Toyin Odutola, Unclaimed Estates (detail), 2017
The first thing I noticed about Odutola’s work is the fabulous attention to texture and changes in surfaces. Most obviously, it’s the skin of her subjects. Faces and bodies writhe with sheen and curves tightly bound together.
It’s mesmerizing stuff and is worth staring at for a good while to take in the complexity of her drawing.
Mostly this metaphor is so I can post this photo of a nearby park. The metaphor is the work that seems so confining always has another vista beyond what’s in front of us.
But there’s something else, too. Before I took that photo, a couple and their two dogs were running around on the grass in the fading sunlight. We can’t forget that life goes on around us, and sometimes we need to enjoy the grass, friends, and sunshine before it’s gone. It’s good to keep working, but life feeds the work.

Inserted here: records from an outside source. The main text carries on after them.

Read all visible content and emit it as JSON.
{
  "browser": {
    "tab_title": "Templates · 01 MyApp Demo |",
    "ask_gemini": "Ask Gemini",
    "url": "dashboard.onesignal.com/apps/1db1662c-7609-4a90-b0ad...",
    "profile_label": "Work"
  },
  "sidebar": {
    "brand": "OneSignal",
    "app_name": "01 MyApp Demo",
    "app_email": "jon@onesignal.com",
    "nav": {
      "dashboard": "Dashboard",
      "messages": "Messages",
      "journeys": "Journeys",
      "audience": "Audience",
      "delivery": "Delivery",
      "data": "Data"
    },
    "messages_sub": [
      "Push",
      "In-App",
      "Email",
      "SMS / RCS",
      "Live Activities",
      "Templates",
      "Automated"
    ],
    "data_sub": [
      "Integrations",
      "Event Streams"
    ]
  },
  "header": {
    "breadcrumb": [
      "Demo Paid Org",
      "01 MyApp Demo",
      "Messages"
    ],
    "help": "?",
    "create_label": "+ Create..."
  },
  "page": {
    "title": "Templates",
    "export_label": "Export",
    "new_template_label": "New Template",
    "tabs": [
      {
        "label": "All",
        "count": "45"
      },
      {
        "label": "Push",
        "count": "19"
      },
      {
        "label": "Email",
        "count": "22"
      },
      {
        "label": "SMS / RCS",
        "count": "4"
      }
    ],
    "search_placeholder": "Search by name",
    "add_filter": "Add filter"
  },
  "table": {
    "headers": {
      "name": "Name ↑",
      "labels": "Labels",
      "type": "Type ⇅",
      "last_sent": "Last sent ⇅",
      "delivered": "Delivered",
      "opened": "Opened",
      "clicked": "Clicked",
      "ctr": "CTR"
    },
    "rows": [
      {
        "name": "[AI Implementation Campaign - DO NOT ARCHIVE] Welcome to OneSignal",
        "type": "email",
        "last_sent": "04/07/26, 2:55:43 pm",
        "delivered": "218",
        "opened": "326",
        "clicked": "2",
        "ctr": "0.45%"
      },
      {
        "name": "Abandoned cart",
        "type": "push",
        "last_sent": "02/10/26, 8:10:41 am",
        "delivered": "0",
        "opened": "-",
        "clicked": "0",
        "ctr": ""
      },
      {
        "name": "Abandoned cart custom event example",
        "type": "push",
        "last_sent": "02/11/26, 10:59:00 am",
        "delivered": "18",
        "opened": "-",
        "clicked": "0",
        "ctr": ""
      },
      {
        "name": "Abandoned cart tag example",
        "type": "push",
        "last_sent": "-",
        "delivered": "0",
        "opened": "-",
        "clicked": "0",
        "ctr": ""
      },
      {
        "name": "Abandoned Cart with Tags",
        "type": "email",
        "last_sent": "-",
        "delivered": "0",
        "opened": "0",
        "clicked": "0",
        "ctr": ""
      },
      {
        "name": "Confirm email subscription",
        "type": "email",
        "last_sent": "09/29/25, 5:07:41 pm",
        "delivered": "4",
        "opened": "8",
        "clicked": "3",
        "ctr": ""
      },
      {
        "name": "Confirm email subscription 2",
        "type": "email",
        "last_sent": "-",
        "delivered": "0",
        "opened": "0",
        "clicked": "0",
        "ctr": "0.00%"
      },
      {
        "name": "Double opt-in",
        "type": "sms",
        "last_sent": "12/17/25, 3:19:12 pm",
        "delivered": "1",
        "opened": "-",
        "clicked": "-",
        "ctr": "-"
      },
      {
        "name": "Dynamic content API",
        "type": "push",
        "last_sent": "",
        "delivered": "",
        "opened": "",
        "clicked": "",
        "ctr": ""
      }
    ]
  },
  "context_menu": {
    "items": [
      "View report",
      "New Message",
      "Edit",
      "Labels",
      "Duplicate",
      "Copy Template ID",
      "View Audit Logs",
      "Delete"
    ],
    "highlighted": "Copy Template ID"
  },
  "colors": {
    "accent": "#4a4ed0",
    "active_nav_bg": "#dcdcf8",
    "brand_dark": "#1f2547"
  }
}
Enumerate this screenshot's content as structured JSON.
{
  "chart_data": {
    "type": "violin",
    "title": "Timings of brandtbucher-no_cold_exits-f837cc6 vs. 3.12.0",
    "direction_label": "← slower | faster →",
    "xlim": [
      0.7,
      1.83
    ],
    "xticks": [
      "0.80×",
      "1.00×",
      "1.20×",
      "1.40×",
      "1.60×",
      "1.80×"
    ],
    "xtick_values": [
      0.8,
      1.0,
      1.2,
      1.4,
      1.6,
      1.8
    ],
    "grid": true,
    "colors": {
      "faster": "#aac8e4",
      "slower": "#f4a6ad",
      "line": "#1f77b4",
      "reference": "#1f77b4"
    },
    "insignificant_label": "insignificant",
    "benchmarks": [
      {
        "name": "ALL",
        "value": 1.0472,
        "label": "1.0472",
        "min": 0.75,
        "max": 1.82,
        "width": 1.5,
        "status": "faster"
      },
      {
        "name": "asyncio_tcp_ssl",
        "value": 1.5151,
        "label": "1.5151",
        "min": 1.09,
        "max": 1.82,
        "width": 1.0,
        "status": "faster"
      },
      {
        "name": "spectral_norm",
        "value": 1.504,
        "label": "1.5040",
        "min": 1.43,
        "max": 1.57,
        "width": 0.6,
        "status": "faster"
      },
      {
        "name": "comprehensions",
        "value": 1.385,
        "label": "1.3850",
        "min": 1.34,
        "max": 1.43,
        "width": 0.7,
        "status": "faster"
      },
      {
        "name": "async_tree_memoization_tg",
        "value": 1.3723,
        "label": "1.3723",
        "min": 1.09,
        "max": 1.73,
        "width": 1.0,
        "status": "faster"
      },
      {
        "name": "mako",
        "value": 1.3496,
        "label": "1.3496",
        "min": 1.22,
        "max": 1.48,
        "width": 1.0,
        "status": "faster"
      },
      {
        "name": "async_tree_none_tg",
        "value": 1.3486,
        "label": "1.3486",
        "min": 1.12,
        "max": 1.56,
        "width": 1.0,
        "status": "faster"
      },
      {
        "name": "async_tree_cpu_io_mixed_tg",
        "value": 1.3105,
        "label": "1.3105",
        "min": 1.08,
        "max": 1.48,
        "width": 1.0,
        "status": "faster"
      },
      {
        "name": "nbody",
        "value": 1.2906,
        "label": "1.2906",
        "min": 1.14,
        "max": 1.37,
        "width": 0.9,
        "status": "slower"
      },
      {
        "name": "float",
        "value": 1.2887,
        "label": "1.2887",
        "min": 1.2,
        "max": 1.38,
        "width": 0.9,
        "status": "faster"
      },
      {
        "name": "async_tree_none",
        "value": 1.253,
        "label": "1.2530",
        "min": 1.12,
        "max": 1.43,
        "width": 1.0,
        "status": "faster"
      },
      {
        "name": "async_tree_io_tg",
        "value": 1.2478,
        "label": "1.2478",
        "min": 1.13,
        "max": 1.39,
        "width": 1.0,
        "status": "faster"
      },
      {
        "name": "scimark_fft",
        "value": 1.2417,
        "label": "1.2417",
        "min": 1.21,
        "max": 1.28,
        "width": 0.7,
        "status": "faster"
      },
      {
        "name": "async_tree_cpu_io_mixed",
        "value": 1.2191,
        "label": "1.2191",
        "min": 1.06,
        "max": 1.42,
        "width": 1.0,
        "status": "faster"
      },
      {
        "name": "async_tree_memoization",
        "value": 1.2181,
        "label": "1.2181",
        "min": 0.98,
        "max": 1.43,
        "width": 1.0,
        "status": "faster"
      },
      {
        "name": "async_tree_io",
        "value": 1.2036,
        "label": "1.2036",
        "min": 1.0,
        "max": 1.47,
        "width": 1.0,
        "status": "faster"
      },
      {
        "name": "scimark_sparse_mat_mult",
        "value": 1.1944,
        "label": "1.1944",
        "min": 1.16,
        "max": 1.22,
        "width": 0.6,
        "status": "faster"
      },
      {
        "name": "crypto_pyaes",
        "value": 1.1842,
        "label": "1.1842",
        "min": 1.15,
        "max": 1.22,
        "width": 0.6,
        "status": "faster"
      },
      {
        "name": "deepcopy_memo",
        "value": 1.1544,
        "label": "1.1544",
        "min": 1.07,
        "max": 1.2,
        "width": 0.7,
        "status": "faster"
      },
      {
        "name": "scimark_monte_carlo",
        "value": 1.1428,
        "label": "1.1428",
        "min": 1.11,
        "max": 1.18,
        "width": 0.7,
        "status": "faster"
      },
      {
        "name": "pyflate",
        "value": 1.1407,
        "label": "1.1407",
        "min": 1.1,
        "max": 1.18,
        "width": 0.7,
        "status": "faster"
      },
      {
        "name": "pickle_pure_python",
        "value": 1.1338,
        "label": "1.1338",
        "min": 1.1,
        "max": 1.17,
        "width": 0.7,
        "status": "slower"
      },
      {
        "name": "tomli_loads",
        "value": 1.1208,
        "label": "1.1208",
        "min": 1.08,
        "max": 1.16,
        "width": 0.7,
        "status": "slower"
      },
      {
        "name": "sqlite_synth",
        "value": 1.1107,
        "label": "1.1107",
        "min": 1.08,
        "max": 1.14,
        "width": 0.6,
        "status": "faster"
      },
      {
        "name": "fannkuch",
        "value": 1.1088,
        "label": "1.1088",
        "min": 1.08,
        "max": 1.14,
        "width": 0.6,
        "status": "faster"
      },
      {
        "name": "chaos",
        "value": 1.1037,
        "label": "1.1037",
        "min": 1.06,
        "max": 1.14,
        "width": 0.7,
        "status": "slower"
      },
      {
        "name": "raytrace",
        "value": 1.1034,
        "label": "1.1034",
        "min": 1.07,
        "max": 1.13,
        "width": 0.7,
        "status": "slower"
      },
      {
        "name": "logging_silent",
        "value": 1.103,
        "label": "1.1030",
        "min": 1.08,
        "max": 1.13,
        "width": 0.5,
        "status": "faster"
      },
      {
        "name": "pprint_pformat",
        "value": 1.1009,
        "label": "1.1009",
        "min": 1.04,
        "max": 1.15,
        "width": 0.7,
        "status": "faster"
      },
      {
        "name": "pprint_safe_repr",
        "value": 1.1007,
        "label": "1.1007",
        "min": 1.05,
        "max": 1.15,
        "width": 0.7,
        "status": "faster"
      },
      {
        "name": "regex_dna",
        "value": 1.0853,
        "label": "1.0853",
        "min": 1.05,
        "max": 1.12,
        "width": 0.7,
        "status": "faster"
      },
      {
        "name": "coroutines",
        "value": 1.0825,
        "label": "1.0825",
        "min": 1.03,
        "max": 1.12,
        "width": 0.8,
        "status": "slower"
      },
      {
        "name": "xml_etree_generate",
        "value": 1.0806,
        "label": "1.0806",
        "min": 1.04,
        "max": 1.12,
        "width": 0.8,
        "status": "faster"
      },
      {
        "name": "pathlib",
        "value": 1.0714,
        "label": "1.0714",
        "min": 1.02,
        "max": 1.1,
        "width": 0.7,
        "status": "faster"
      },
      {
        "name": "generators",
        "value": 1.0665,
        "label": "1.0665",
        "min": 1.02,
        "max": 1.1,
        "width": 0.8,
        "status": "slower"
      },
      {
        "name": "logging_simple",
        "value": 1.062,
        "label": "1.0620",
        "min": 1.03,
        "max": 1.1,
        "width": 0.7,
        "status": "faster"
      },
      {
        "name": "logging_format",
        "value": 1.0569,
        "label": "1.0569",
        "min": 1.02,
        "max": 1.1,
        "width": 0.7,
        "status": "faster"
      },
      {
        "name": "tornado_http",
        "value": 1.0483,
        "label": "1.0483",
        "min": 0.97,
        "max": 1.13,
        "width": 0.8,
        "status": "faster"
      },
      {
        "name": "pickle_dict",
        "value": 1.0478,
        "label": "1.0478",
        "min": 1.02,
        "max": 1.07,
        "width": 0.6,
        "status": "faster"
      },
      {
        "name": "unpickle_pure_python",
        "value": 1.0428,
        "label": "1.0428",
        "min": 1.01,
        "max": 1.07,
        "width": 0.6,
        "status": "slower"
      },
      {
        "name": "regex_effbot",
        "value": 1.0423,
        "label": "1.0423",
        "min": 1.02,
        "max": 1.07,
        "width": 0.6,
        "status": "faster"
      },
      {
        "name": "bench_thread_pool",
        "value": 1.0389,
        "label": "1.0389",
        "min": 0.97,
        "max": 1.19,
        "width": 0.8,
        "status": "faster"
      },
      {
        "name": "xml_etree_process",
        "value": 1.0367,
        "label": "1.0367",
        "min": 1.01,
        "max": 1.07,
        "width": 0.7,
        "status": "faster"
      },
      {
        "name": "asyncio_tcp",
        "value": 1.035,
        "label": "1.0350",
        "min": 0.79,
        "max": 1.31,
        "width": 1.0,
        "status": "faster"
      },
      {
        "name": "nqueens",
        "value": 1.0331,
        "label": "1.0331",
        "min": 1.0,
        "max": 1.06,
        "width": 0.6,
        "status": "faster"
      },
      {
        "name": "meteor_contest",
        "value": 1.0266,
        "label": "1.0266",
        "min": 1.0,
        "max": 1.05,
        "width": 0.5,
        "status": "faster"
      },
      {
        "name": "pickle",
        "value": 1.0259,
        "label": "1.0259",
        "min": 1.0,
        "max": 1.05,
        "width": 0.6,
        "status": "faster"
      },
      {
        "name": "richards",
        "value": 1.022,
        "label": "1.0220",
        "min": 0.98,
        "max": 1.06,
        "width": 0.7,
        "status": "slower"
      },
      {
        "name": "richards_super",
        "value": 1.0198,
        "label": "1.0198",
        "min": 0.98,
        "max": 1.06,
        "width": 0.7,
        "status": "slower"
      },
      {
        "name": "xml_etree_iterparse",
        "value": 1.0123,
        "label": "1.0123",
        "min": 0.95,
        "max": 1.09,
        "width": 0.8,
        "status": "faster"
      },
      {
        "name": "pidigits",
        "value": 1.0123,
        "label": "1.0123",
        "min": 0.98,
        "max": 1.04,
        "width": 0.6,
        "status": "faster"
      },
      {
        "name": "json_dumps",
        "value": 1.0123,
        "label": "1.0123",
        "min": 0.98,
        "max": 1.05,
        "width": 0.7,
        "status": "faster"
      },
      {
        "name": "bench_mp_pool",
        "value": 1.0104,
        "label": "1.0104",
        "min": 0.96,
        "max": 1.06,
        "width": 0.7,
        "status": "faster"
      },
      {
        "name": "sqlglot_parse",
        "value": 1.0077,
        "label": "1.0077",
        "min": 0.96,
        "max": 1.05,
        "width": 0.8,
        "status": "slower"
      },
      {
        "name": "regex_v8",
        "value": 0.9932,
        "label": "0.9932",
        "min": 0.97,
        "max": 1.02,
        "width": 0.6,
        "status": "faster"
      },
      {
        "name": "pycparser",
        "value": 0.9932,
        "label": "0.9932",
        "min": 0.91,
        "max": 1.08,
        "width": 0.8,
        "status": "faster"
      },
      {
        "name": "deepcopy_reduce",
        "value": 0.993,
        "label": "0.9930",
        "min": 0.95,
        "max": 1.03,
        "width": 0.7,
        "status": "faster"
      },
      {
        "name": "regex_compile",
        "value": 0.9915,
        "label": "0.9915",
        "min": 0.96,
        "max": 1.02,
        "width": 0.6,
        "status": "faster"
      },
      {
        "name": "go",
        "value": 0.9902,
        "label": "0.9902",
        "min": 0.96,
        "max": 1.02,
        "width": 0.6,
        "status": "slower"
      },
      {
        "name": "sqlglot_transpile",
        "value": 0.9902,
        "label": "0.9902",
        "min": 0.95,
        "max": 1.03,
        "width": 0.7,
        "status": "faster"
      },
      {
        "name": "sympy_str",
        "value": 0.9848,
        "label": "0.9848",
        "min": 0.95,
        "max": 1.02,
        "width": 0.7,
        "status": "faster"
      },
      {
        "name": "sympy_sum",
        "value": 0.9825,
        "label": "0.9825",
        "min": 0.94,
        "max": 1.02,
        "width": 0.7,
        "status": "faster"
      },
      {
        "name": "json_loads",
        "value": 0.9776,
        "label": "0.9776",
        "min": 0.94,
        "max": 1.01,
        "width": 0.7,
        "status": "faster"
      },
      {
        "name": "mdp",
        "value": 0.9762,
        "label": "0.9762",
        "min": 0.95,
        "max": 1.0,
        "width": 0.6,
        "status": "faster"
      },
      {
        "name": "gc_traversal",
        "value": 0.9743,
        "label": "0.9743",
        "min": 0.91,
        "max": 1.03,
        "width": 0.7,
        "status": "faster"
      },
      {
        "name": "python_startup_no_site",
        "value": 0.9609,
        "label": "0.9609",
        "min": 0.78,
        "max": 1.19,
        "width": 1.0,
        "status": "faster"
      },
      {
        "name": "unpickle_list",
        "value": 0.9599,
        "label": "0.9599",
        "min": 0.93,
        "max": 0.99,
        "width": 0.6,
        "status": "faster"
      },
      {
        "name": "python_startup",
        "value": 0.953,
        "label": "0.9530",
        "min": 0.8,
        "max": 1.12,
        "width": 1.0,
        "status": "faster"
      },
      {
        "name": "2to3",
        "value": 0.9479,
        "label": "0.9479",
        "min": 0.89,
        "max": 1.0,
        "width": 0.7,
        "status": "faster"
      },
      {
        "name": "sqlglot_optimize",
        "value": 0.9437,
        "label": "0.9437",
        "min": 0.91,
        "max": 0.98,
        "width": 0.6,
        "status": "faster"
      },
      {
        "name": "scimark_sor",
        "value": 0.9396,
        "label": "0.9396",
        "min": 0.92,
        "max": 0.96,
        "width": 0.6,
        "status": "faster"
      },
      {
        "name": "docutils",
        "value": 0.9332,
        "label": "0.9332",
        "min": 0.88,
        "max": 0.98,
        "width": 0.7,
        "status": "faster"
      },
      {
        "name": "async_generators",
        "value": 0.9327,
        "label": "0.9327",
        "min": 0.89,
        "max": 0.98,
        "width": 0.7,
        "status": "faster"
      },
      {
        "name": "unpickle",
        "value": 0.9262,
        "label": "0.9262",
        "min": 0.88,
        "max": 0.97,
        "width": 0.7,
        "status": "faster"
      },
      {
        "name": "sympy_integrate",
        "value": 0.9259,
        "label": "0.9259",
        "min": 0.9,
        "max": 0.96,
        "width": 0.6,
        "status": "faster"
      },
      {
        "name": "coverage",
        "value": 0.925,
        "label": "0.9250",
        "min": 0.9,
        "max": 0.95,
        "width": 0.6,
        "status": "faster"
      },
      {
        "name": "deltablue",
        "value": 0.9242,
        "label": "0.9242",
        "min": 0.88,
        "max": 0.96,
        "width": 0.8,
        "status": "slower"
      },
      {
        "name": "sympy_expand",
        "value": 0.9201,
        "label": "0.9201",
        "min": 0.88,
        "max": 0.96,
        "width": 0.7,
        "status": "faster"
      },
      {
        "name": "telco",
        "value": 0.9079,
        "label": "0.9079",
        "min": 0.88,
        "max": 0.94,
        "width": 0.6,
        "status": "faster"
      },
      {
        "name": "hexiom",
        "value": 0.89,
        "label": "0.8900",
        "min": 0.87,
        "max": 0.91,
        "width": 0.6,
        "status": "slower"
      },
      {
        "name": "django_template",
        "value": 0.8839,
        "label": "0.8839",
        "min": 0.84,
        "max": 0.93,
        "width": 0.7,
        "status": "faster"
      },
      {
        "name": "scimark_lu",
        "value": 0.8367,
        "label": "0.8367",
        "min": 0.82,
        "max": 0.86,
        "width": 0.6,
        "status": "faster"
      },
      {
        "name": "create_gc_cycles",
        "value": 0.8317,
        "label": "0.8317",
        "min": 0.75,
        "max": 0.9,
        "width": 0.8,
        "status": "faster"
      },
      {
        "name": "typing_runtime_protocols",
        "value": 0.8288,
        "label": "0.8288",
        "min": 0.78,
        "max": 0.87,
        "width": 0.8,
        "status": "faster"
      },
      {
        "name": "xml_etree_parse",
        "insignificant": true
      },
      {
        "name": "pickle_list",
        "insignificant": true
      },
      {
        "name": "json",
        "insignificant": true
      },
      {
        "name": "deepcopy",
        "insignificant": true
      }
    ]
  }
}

In the above photo, my friend, Chris, is playing a little Star Wars Battle Pod. Video games are a prime source these days for feeling accomplished—provided we have some sense of progression in skills and scores.
Making art has it built in. I just finished editing the 100th episode of my show (plug: available on Tunes and at itsjustcalledtwobrothers.com) and it seems impossible we produced even this simple podcast for a hundred straight weeks. But most of the things we make come embedded with some sense of accomplishment. This makes us proud, confident, and capable.
It can also make us anxious, wondering if we can pull off a thing in the future, thinking we’re hacks, and that what we’ve made isn’t as good as the stuff we admire. The only solid advice I’ve taken to heart that seems to work for getting past too much of either good or bad feelings is to eschew both extremes and start working on the next thing.
It’s a Zen or Taoist approach, to be sure. It’s nice to feel the good things. But if we indulge in them, it stops the work or leads us to second guessing ourselves. Humility is helpful. If we care less that the things we made aren’t pleasing everyone, we can keep moving to the next piece. And when we feel proud of the things we’ve made, it’s better if we simply move on sooner rather than later and let that feeling motivate us to make more.
Sometimes is failure. Sometimes is success. Usually more the former than the latter, but such is creation, maybe?
But one success you can count on is doing the work. Skipping out a day here and there is sometimes just life intervening in your best laid plans. But when we get lazy, hoo boy. Guilt and depression are my punishments, whatever my justifications.
But work now is a gift to future me. And motivation to push past anxiety and get something worked on is easier if I can remember how it feels to not do it. We remind ourselves what it felt like the last time we neglected the work.
On especially rough days, we can begin the Rule of 5: tricking monkey mind by promising we’ll just do 5 minutes on a project. The trick is that it’s never just 5 minutes, you feel the familiar pull of creation and the bliss of flow just a short reach away. Bam, you’re making again.